La santé, qui, comme l’eau et l’éducation, devrait être un droit universel et qui, d’un autre côté, même aujourd’hui, dans trop de pays, reste un mirage cruel qui brise les rêves, limite les destins, vole l’enfance et compromet la croissance, l’espoir et l’avenir.
Ces injustices étaient pour Armando une cause de profonde inquiétude, une blessure ouverte, une honte qu’il ne pouvait accepter, mais aussi une action infatigable. Il ne s’est jamais limité à observer, il a agi, avec force et vision, il a construit, promu et soutenu des projets concrets, avec une générosité qui n’a jamais cherché à être reconnue, mais qui a changé la vie de dizaines de milliers d’enfants dans de nombreux pays du monde.

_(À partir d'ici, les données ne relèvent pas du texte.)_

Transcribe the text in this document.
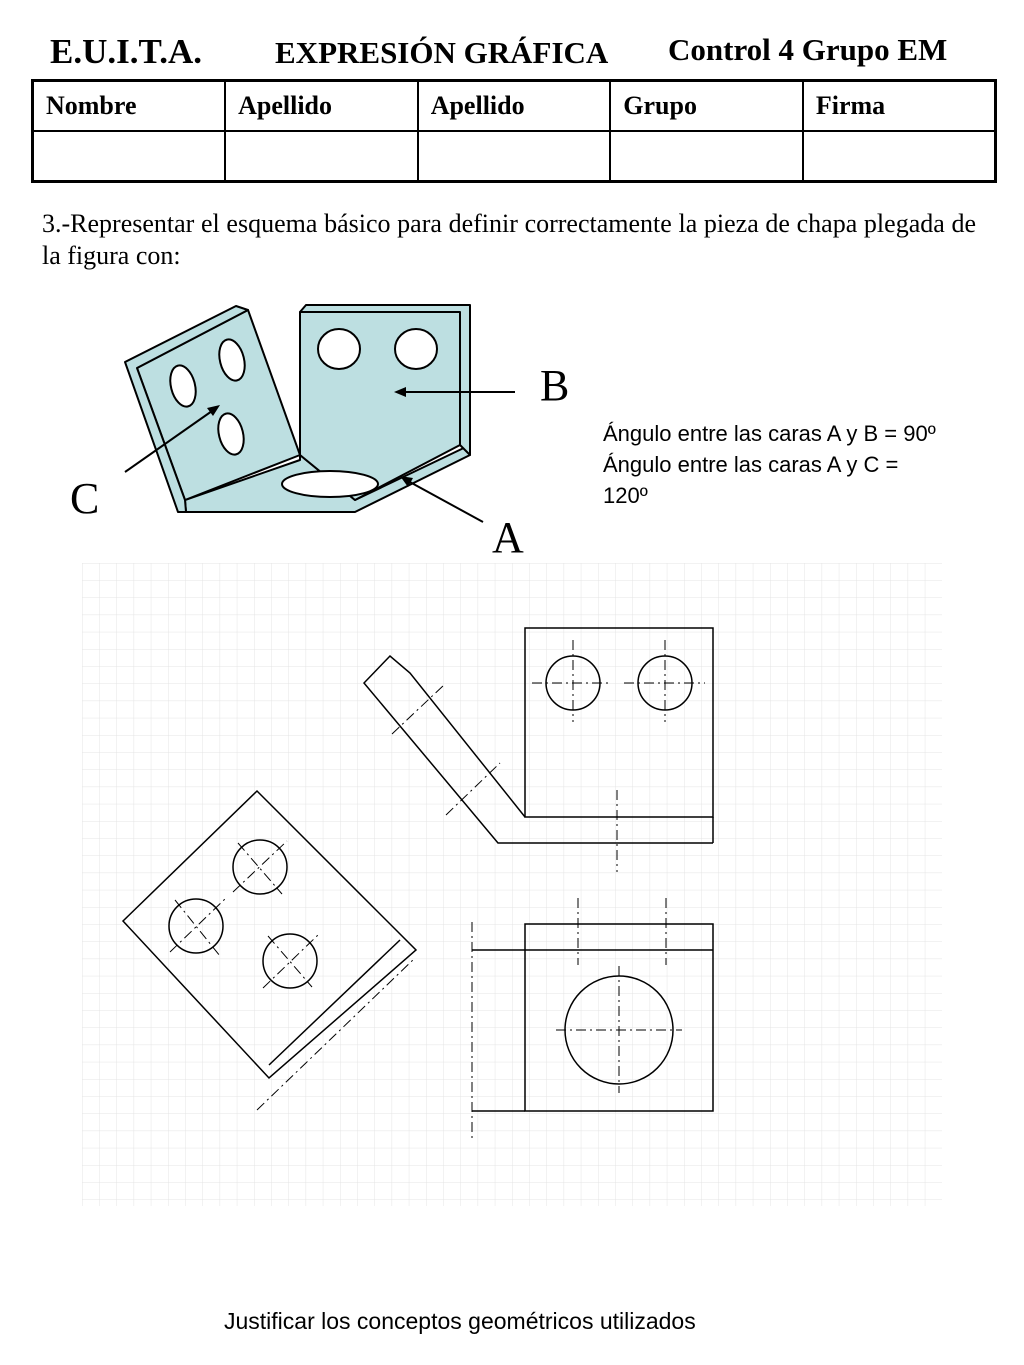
E.U.I.T.A. EXPRESIÓN GRÁFICA Control 4 Grupo EM
Nombre	Apellido	Apellido	Grupo	Firma

3.-Representar el esquema básico para definir correctamente la pieza de chapa plegada de la figura con:
B
C
A
Ángulo entre las caras A y B = 90º
Ángulo entre las caras A y C =
120º
Justificar los conceptos geométricos utilizados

Aujourd’hui, grâce à cela, des dizaines de milliers d’enfants peuvent boire de l’eau potable, recevoir des soins médicaux, étudier, travailler et construire leur propre avenir. Par-dessus tout, ils peuvent retrouver ce qui devrait appartenir à chaque être humain : la dignité. Cette dignité qui est la porte d’entrée vers le respect et l’amour. Et Dieu seul sait à quel point, aujourd’hui plus que jamais, le monde a besoin de respect et d’amour.
Armando aurait eu 99 ans cette année. Il y a des gens qui semblent naître seulement une fois tous les cent ans : de véritables géants de l’altruisme, des exemples vivants de ce que signifie être un homme jusqu’au bout. Sa vie représente pleinement ce siècle de dévouement et de lumière. Il est l’emblème de ces cent ans, d’une vie dédiée non seulement à lui-même, mais aussi aux autres.
Nous tous qui avons eu le privilège de partager un tronçon de route avec lui ne pouvons que nous en être fiers et témoins. Témoins d’une grandeur silencieuse, discrète, jamais ostentatoire, qui ne s’élève jamais mais est profondément incisive, qui change le destin de peuples entiers. Témoins d’un homme qui a transformé la douleur en lumière et, avec ses œuvres, en mémoire vers l’avenir.
Armando n’est pas seulement un nom gravé dans l’histoire d’une Fondation. C’est le battement de cœur qui continue chez chaque enfant qui retrouve la santé, l’éducation, l’espoir, qui sourit ; dans chaque goutte d’eau qui sauve une vie ; dans chaque main tendue vers une autre main.
Et tant qu’il y aura quelqu’un prêt à aimer comme il aimait, Armando n’aura jamais vraiment abandonné ce monde, mais continuera à vivre dans chaque geste de solidarité suivant le chemin qu’il a tracé, un exemple qui inspirera de nouveaux cœurs à choisir le bien.